In the UK, a vehicle driver, owner or hirer can be fined up to £2000 for every ‘clandestine entrant’, a person who hides in or on a vehicle to avoid UK border control, who tries to enter the UK. This law applies to every vehicle entering the UK, whether via sea port or even the Eurotunnel. There are controls in place at each border crossing to try and prevent this. At the Eurotunnel shuttle, there is a 40km perimeter fence around the entire terminal, along with an array of infra-red detectors, thermal detection sensors and hundreds of CCTV sensors. Yet, while borders do have their own security measures, it remains the responsibility of both the driver and the freight company to ensure that certain protocols and measures are taken to prevent such illegal immigration.

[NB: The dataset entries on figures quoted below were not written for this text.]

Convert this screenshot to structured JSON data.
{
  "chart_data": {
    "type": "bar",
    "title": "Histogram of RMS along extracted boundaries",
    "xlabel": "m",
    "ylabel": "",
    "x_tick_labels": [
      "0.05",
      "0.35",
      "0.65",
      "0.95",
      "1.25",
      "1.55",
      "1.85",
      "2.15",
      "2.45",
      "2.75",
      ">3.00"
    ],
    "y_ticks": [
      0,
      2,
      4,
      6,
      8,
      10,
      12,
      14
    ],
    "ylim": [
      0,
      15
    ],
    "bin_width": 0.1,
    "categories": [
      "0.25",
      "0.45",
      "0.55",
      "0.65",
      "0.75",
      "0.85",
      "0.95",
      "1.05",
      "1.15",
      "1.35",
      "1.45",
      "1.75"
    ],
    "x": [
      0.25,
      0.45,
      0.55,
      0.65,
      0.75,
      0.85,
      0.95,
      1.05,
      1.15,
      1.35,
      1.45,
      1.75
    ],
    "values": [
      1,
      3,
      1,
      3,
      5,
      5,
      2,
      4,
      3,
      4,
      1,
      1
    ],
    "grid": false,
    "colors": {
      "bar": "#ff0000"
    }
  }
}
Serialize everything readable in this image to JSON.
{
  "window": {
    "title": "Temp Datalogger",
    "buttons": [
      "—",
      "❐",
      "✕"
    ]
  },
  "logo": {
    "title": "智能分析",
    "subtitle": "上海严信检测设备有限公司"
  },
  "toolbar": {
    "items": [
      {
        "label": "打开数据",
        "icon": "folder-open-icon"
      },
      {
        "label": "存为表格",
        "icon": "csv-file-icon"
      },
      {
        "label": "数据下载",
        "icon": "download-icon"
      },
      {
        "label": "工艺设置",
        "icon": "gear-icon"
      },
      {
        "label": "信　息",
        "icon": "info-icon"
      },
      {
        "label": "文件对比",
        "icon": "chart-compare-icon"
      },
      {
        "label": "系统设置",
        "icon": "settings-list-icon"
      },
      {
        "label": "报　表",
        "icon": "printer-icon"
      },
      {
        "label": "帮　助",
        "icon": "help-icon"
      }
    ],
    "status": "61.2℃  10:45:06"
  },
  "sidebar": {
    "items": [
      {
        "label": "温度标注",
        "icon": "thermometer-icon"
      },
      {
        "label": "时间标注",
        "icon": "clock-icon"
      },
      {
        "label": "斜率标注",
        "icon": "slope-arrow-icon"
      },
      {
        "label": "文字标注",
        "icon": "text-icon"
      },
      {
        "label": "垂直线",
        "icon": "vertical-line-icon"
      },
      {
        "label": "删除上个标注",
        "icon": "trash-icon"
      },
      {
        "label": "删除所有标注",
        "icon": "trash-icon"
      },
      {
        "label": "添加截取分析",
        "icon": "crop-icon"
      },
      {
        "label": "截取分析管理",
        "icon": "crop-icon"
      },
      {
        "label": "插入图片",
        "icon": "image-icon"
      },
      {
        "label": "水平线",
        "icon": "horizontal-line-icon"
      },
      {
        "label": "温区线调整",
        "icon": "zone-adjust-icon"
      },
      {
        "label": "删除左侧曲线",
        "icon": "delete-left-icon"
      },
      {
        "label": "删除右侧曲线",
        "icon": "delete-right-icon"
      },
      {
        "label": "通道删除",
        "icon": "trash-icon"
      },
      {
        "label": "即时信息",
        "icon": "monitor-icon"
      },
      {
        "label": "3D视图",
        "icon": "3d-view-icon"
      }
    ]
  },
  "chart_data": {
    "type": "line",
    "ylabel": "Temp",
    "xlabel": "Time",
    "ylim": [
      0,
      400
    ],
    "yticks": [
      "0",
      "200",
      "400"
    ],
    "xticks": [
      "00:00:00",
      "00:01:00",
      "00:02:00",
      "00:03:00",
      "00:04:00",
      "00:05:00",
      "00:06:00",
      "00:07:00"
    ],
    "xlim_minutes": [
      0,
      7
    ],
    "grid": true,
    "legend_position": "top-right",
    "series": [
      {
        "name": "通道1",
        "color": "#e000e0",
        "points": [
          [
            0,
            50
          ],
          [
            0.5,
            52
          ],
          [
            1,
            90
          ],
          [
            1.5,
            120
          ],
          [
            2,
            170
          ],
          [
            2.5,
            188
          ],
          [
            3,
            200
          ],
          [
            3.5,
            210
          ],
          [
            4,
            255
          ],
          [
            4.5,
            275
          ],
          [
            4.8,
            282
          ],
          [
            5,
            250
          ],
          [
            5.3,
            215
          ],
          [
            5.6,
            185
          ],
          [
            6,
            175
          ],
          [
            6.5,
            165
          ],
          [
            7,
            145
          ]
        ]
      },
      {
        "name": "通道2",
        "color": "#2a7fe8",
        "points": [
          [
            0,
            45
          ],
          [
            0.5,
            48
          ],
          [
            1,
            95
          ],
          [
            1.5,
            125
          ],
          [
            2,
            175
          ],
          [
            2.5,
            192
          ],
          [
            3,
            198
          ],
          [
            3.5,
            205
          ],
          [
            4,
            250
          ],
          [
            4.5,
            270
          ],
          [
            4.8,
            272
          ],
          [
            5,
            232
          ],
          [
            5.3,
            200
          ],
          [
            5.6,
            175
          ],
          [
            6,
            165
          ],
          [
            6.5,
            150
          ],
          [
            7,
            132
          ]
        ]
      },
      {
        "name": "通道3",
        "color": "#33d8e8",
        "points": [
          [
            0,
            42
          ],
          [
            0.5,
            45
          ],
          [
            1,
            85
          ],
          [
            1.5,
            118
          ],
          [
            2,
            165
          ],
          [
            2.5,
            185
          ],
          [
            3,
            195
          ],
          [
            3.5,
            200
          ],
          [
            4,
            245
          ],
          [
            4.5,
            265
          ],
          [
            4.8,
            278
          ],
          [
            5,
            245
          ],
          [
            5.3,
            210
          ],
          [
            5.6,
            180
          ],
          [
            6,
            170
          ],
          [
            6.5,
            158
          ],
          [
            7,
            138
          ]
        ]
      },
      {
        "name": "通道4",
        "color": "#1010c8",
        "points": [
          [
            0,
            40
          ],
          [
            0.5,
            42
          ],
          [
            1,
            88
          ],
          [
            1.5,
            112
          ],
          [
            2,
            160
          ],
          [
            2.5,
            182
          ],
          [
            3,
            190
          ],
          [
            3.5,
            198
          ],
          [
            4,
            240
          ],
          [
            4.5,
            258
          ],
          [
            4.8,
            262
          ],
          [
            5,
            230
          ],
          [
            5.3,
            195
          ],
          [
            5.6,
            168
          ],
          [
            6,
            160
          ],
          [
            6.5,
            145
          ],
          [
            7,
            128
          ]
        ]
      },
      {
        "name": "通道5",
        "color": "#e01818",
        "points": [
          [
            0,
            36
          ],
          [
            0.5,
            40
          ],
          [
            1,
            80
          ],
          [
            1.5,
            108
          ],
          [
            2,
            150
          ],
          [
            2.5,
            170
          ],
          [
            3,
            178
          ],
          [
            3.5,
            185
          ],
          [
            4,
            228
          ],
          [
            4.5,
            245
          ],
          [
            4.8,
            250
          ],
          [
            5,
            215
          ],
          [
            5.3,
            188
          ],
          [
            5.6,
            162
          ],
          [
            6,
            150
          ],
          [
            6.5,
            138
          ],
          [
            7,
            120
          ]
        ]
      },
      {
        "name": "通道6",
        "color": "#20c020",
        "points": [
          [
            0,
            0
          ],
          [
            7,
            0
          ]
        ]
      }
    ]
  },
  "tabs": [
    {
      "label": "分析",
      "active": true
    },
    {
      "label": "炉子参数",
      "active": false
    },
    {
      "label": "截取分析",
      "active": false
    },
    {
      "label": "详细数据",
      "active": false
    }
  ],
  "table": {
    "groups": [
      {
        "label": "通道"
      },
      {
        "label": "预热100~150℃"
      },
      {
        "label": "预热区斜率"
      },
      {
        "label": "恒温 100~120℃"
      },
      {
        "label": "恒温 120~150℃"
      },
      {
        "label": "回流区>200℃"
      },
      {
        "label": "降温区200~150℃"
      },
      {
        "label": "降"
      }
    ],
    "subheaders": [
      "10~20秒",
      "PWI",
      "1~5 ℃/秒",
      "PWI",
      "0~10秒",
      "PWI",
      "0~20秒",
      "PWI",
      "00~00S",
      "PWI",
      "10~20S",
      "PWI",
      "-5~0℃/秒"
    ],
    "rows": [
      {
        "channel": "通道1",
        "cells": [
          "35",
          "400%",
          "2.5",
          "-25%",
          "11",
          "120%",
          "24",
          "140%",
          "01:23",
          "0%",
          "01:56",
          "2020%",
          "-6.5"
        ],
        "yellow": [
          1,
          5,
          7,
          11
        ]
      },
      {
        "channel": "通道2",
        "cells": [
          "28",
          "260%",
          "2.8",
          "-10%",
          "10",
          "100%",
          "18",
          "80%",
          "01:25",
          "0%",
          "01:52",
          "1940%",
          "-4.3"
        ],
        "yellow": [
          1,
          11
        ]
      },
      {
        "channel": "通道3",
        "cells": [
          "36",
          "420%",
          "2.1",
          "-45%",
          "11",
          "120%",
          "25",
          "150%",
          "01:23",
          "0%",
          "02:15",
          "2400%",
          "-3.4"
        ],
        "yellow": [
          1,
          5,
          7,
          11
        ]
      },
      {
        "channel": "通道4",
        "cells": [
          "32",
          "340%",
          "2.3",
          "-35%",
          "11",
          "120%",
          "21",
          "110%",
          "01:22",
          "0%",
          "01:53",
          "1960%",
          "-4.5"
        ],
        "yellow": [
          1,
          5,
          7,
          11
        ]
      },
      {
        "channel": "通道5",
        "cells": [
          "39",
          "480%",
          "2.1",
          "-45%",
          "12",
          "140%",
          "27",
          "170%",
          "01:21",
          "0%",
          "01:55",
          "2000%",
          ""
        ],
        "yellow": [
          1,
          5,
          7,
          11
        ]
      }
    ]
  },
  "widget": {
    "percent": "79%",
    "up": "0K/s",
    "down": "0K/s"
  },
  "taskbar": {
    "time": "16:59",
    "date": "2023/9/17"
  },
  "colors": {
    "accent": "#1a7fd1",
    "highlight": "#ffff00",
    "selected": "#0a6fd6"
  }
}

The driver of any vehicle must have written instructions on how to use any system to prevent such entrants, with robust security measures that allow the vehicle and any loading space to be secured. Drivers should be given checklists for their vehicle’s security and should have any required training for how to use any security systems and devices, which can include padlocks and other seals. If someone is discovered or suspected to be hiding in your vehicle, you must contact the relevant police authorities or border control if already at a border crossing. The driver may be interviewed and while they can refuse it is in their interest, and that of the freight company, for them to give as much information as possible at this stage.
While in the UK, illegal immigration via freight is most common in road transport making its way to one of the many UK ports, in the US it is most prevalent in rail freight. Notorious train “La Bestia” or “the Beast” has funneled hundreds of thousands of Central Americans across the US border. Access to the train for immigrants is controlled by armed gangs and while security measures are in place, and there are propositions to increase surveillance and security barriers, in this instance such protocols don’t seem to have any deterrent effect. To combat such illegal immigration via freight in this instance will require more than just security systems and padlocks. This is more of an issue with government regulation and the border controls themselves.
The UK is lucky in that with its status as a series of islands, illegal immigration via freight is far more difficult than elsewhere in the world, such as the USA. There are important measures, however, that still must be taken, or else individuals and freight companies can find themselves at risk of serious fines. By investing in high quality security systems and driver security training, freight companies can protect themselves, their goods and their employees.